Launched this week
TeleHealth Platform
AI-assisted teleconsultation from booking to e-prescription
6 followers
AI-assisted teleconsultation from booking to e-prescription
6 followers
AI-Powered Teleconsultation Platform Patients face fragmented booking and follow-up across channels, with weak continuity of care records. Clinicians spend significant time on documentation during and after consults, reducing throughput and quality of attention. India-specific requirements—DPDP consent, Telemedicine Practice Guidelines, PHI handling—must be designed in, not bolted on. AI in healthcare must augment clinicians without bypassing accountability for diagnosis or prescriptions.



How does the platform handle the AI scribing during consults when the patient speaks in mixed Hindi-English or regional languages common in India?

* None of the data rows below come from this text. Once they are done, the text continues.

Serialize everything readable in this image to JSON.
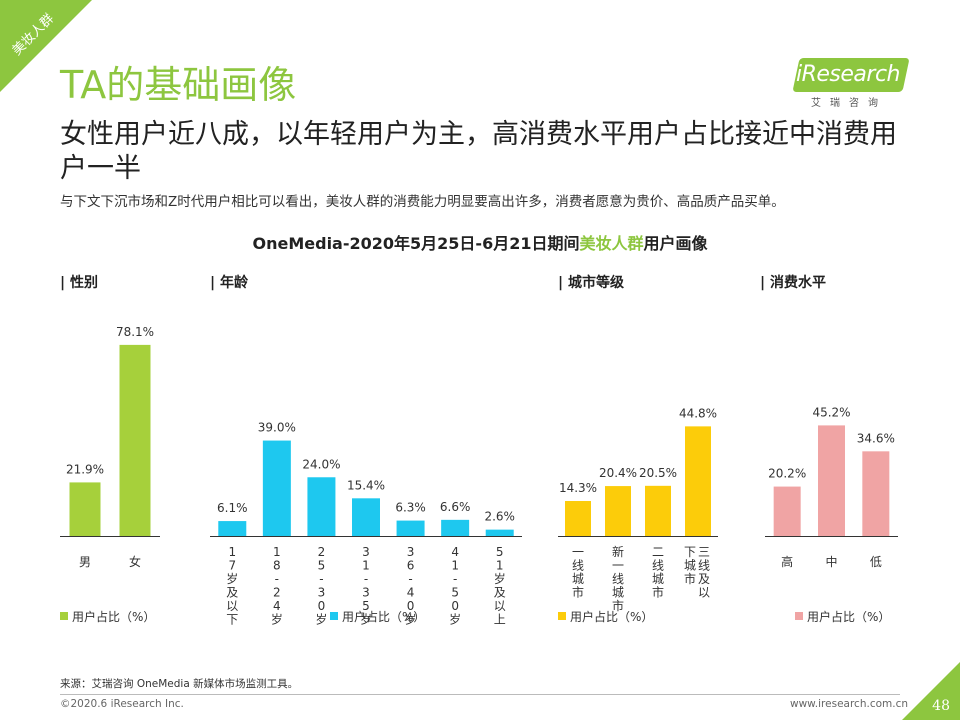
{
  "corner_tag": "美妆人群",
  "title": "TA的基础画像",
  "logo": {
    "text": "iResearch",
    "sub": "艾瑞咨询"
  },
  "subtitle": "女性用户近八成，以年轻用户为主，高消费水平用户占比接近中消费用户一半",
  "description": "与下文下沉市场和Z时代用户相比可以看出，美妆人群的消费能力明显要高出许多，消费者愿意为贵价、高品质产品买单。",
  "chart_title": {
    "prefix": "OneMedia-2020年5月25日-6月21日期间",
    "highlight": "美妆人群",
    "suffix": "用户画像"
  },
  "colors": {
    "accent": "#8dc63f",
    "gender": "#a6d03b",
    "age": "#1ec8ef",
    "city": "#fccc0a",
    "consumption": "#f0a4a4",
    "axis": "#333333"
  },
  "chart_data": [
    {
      "type": "bar",
      "title": "| 性别",
      "legend": "用户占比（%）",
      "color_key": "gender",
      "label_orientation": "horizontal",
      "ylim": [
        0,
        85
      ],
      "categories": [
        "男",
        "女"
      ],
      "values": [
        21.9,
        78.1
      ]
    },
    {
      "type": "bar",
      "title": "| 年龄",
      "legend": "用户占比（%）",
      "color_key": "age",
      "label_orientation": "vertical",
      "ylim": [
        0,
        85
      ],
      "categories": [
        "17岁及以下",
        "18-24岁",
        "25-30岁",
        "31-35岁",
        "36-40岁",
        "41-50岁",
        "51岁及以上"
      ],
      "values": [
        6.1,
        39.0,
        24.0,
        15.4,
        6.3,
        6.6,
        2.6
      ]
    },
    {
      "type": "bar",
      "title": "| 城市等级",
      "legend": "用户占比（%）",
      "color_key": "city",
      "label_orientation": "vertical",
      "ylim": [
        0,
        85
      ],
      "categories": [
        "一线城市",
        "新一线城市",
        "二线城市",
        "三线及以下城市"
      ],
      "values": [
        14.3,
        20.4,
        20.5,
        44.8
      ]
    },
    {
      "type": "bar",
      "title": "| 消费水平",
      "legend": "用户占比（%）",
      "color_key": "consumption",
      "label_orientation": "horizontal",
      "ylim": [
        0,
        85
      ],
      "categories": [
        "高",
        "中",
        "低"
      ],
      "values": [
        20.2,
        45.2,
        34.6
      ]
    }
  ],
  "footer": {
    "source": "来源：艾瑞咨询 OneMedia 新媒体市场监测工具。",
    "copyright": "©2020.6 iResearch Inc.",
    "website": "www.iresearch.com.cn",
    "page": "48"
  }
}
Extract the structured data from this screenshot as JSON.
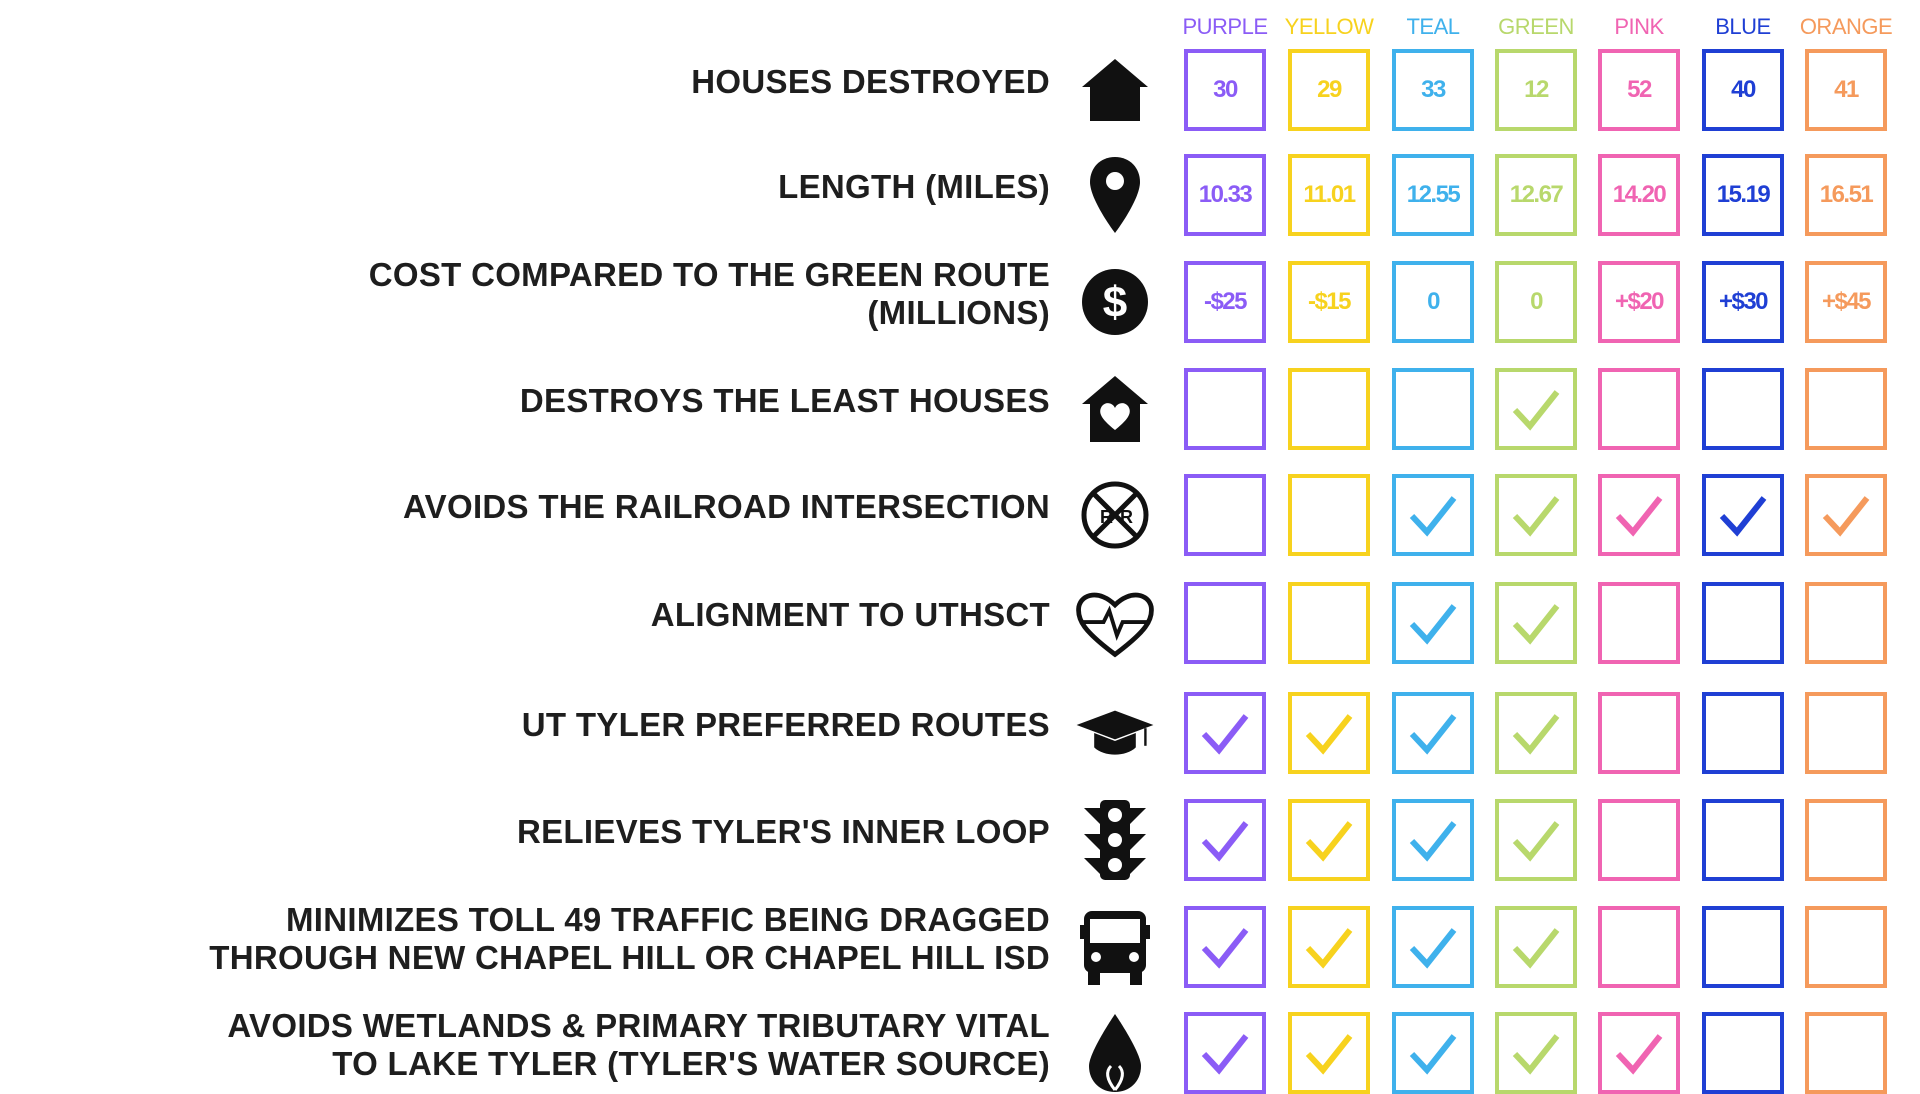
{
  "routes": [
    {
      "name": "PURPLE",
      "color": "#8b5cf6"
    },
    {
      "name": "YELLOW",
      "color": "#f7d21e"
    },
    {
      "name": "TEAL",
      "color": "#3fb1ec"
    },
    {
      "name": "GREEN",
      "color": "#b8d86c"
    },
    {
      "name": "PINK",
      "color": "#f064b2"
    },
    {
      "name": "BLUE",
      "color": "#1f3fd4"
    },
    {
      "name": "ORANGE",
      "color": "#f59a5c"
    }
  ],
  "rows": [
    {
      "label": [
        "HOUSES DESTROYED"
      ],
      "icon": "house-icon",
      "values": [
        "30",
        "29",
        "33",
        "12",
        "52",
        "40",
        "41"
      ]
    },
    {
      "label": [
        "LENGTH (MILES)"
      ],
      "icon": "map-pin-icon",
      "values": [
        "10.33",
        "11.01",
        "12.55",
        "12.67",
        "14.20",
        "15.19",
        "16.51"
      ]
    },
    {
      "label": [
        "COST COMPARED TO THE GREEN ROUTE",
        "(MILLIONS)"
      ],
      "icon": "dollar-icon",
      "values": [
        "-$25",
        "-$15",
        "0",
        "0",
        "+$20",
        "+$30",
        "+$45"
      ]
    },
    {
      "label": [
        "DESTROYS THE LEAST HOUSES"
      ],
      "icon": "house-heart-icon",
      "checks": [
        false,
        false,
        false,
        true,
        false,
        false,
        false
      ]
    },
    {
      "label": [
        "AVOIDS THE RAILROAD INTERSECTION"
      ],
      "icon": "railroad-crossing-icon",
      "checks": [
        false,
        false,
        true,
        true,
        true,
        true,
        true
      ]
    },
    {
      "label": [
        "ALIGNMENT TO UTHSCT"
      ],
      "icon": "heartbeat-icon",
      "checks": [
        false,
        false,
        true,
        true,
        false,
        false,
        false
      ]
    },
    {
      "label": [
        "UT TYLER PREFERRED ROUTES"
      ],
      "icon": "graduation-cap-icon",
      "checks": [
        true,
        true,
        true,
        true,
        false,
        false,
        false
      ]
    },
    {
      "label": [
        "RELIEVES TYLER'S INNER LOOP"
      ],
      "icon": "traffic-light-icon",
      "checks": [
        true,
        true,
        true,
        true,
        false,
        false,
        false
      ]
    },
    {
      "label": [
        "MINIMIZES TOLL 49 TRAFFIC BEING DRAGGED",
        "THROUGH NEW CHAPEL HILL OR CHAPEL HILL ISD"
      ],
      "icon": "school-bus-icon",
      "checks": [
        true,
        true,
        true,
        true,
        false,
        false,
        false
      ]
    },
    {
      "label": [
        "AVOIDS WETLANDS & PRIMARY TRIBUTARY VITAL",
        "TO LAKE TYLER (TYLER'S WATER SOURCE)"
      ],
      "icon": "water-drop-icon",
      "checks": [
        true,
        true,
        true,
        true,
        true,
        false,
        false
      ]
    }
  ]
}
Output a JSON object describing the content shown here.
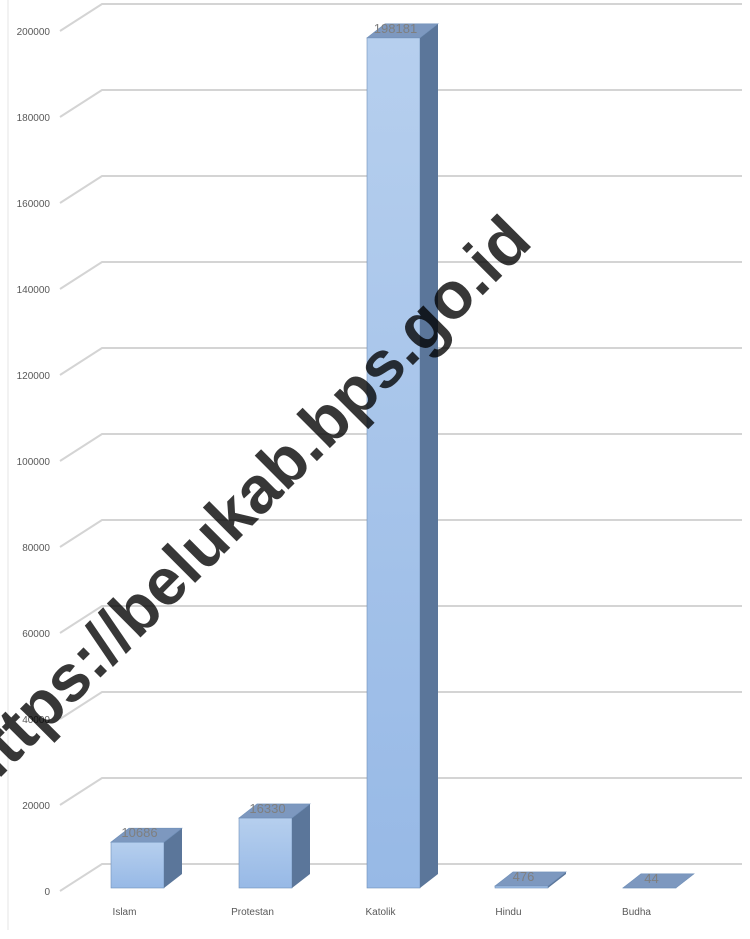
{
  "chart_data": {
    "type": "bar",
    "style": "3d-column",
    "categories": [
      "Islam",
      "Protestan",
      "Katolik",
      "Hindu",
      "Budha"
    ],
    "values": [
      10686,
      16330,
      198181,
      476,
      44
    ],
    "data_labels": [
      "10686",
      "16330",
      "198181",
      "476",
      "44"
    ],
    "yticks": [
      0,
      20000,
      40000,
      60000,
      80000,
      100000,
      120000,
      140000,
      160000,
      180000,
      200000
    ],
    "ylim": [
      0,
      200000
    ],
    "grid": true,
    "legend": "none",
    "colors": {
      "bar_front_top": "#b6cfee",
      "bar_front_bottom": "#97b9e6",
      "bar_side": "#5b769a",
      "bar_top": "#7d98bf",
      "grid": "#d4d4d4",
      "text": "#595959"
    }
  },
  "watermark": "https://belukab.bps.go.id"
}
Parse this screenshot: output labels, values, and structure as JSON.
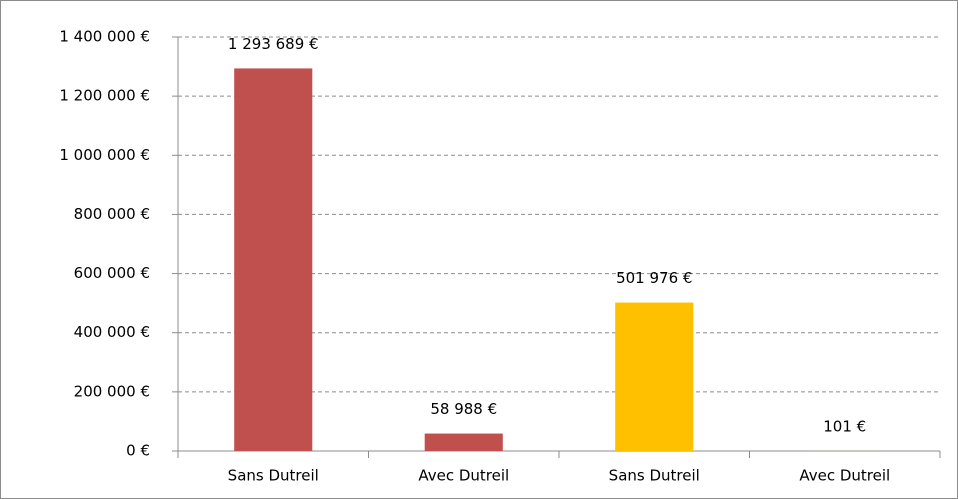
{
  "chart_data": {
    "type": "bar",
    "categories": [
      "Sans Dutreil",
      "Avec Dutreil",
      "Sans Dutreil",
      "Avec Dutreil"
    ],
    "values": [
      1293689,
      58988,
      501976,
      101
    ],
    "value_labels": [
      "1 293 689 €",
      "58 988 €",
      "501 976 €",
      "101 €"
    ],
    "colors": [
      "#c0504d",
      "#c0504d",
      "#ffc000",
      "#ffc000"
    ],
    "ylim": [
      0,
      1400000
    ],
    "yticks": [
      {
        "value": 0,
        "label": "0 €"
      },
      {
        "value": 200000,
        "label": "200 000 €"
      },
      {
        "value": 400000,
        "label": "400 000 €"
      },
      {
        "value": 600000,
        "label": "600 000 €"
      },
      {
        "value": 800000,
        "label": "800 000 €"
      },
      {
        "value": 1000000,
        "label": "1 000 000 €"
      },
      {
        "value": 1200000,
        "label": "1 200 000 €"
      },
      {
        "value": 1400000,
        "label": "1 400 000 €"
      }
    ],
    "grid": true
  }
}
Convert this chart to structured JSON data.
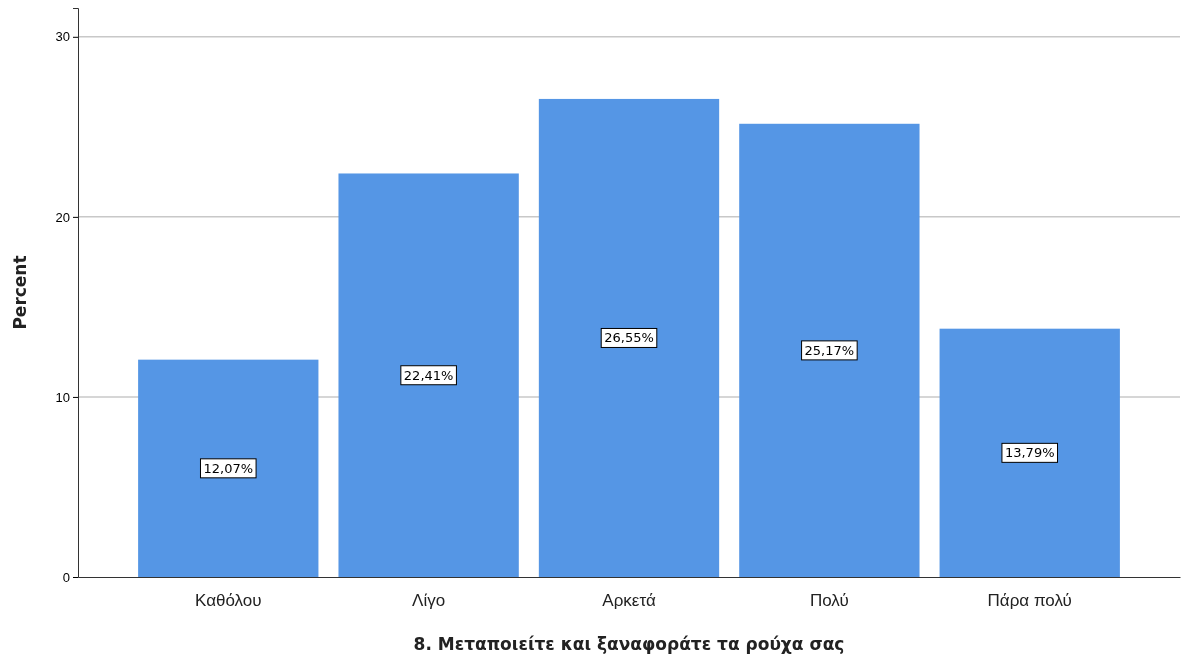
{
  "chart_data": {
    "type": "bar",
    "xlabel": "8. Μεταποιείτε και ξαναφοράτε τα ρούχα σας",
    "ylabel": "Percent",
    "categories": [
      "Καθόλου",
      "Λίγο",
      "Αρκετά",
      "Πολύ",
      "Πάρα πολύ"
    ],
    "values": [
      12.07,
      22.41,
      26.55,
      25.17,
      13.79
    ],
    "value_labels": [
      "12,07%",
      "22,41%",
      "26,55%",
      "25,17%",
      "13,79%"
    ],
    "color": "#5596e5",
    "ylim": [
      0,
      31.6
    ],
    "yticks": [
      0,
      10,
      20,
      30
    ],
    "grid": "y"
  }
}
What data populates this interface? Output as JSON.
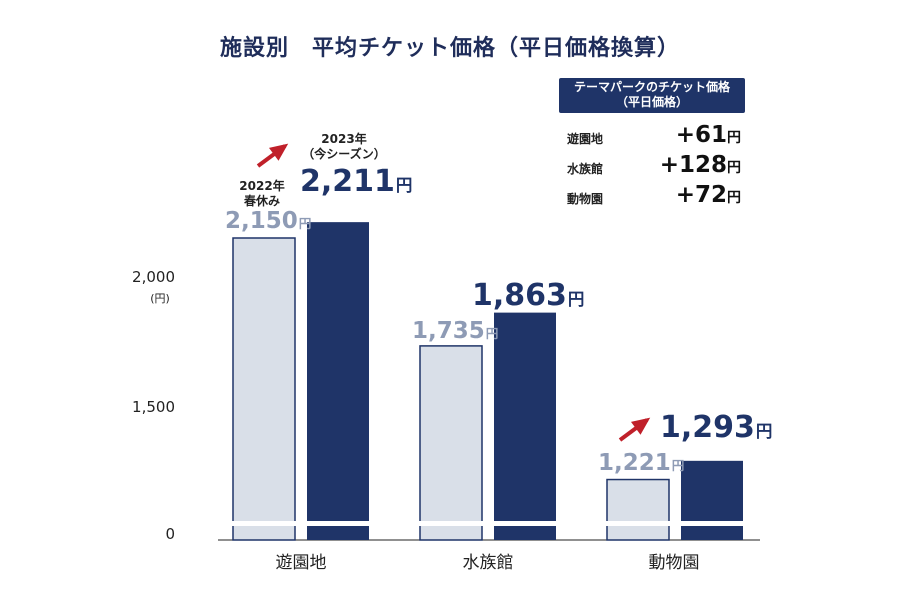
{
  "title": "施設別　平均チケット価格（平日価格換算）",
  "y_axis": {
    "ticks": [
      "2,000",
      "1,500",
      "0"
    ],
    "unit": "(円)"
  },
  "categories": [
    "遊園地",
    "水族館",
    "動物園"
  ],
  "bar_labels": {
    "prev": [
      "2,150",
      "1,735",
      "1,221"
    ],
    "curr": [
      "2,211",
      "1,863",
      "1,293"
    ],
    "unit": "円"
  },
  "notes": {
    "prev_note_line1": "2022年",
    "prev_note_line2": "春休み",
    "curr_note_line1": "2023年",
    "curr_note_line2": "（今シーズン）"
  },
  "diff_box": {
    "title_line1": "テーマパークのチケット価格",
    "title_line2": "（平日価格）",
    "rows": [
      {
        "name": "遊園地",
        "value": "+61",
        "unit": "円"
      },
      {
        "name": "水族館",
        "value": "+128",
        "unit": "円"
      },
      {
        "name": "動物園",
        "value": "+72",
        "unit": "円"
      }
    ]
  },
  "colors": {
    "prev_fill": "#d9dfe8",
    "prev_stroke": "#1f3468",
    "curr_fill": "#1f3468",
    "arrow": "#c0202a"
  },
  "chart_data": {
    "type": "bar",
    "title": "施設別　平均チケット価格（平日価格換算）",
    "categories": [
      "遊園地",
      "水族館",
      "動物園"
    ],
    "series": [
      {
        "name": "2022年 春休み",
        "values": [
          2150,
          1735,
          1221
        ]
      },
      {
        "name": "2023年（今シーズン）",
        "values": [
          2211,
          1863,
          1293
        ]
      }
    ],
    "ylabel": "(円)",
    "y_ticks": [
      0,
      1500,
      2000
    ],
    "y_axis_broken": true,
    "grid": false
  }
}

@bulem234983 Right now, scribing runs on Whisper (transcription) → GPT-4o (SOAP note drafting). Whisper has some built-in multilingual support, so it partially handles Hindi and Hindi-English mixing already, but I haven't added anything specific for it yet, like language detection or normalizing mixed-script text before it hits GPT-4o. That's a real gap given how common code-switching is in Indian consults.
I am planning to fix it, and thinking to focus on three things:
Detect language per audio chunk instead of assuming English, so transcription doesn't default to poor guesses.
Clean up the transcript before it reaches GPT-4o Whisper often mixes Hindi written in Roman script with English inconsistently, so normalizing that first would help.
Prompt GPT-4o to expect code-switching tell it to treat Hindi-English mixing as normal, not something to 'fix' into pure English.
For now, the safety net is that clinicians should always review and edit the AI draft before it's finalized, so any transcription mix-ups get caught before they reach the patient record.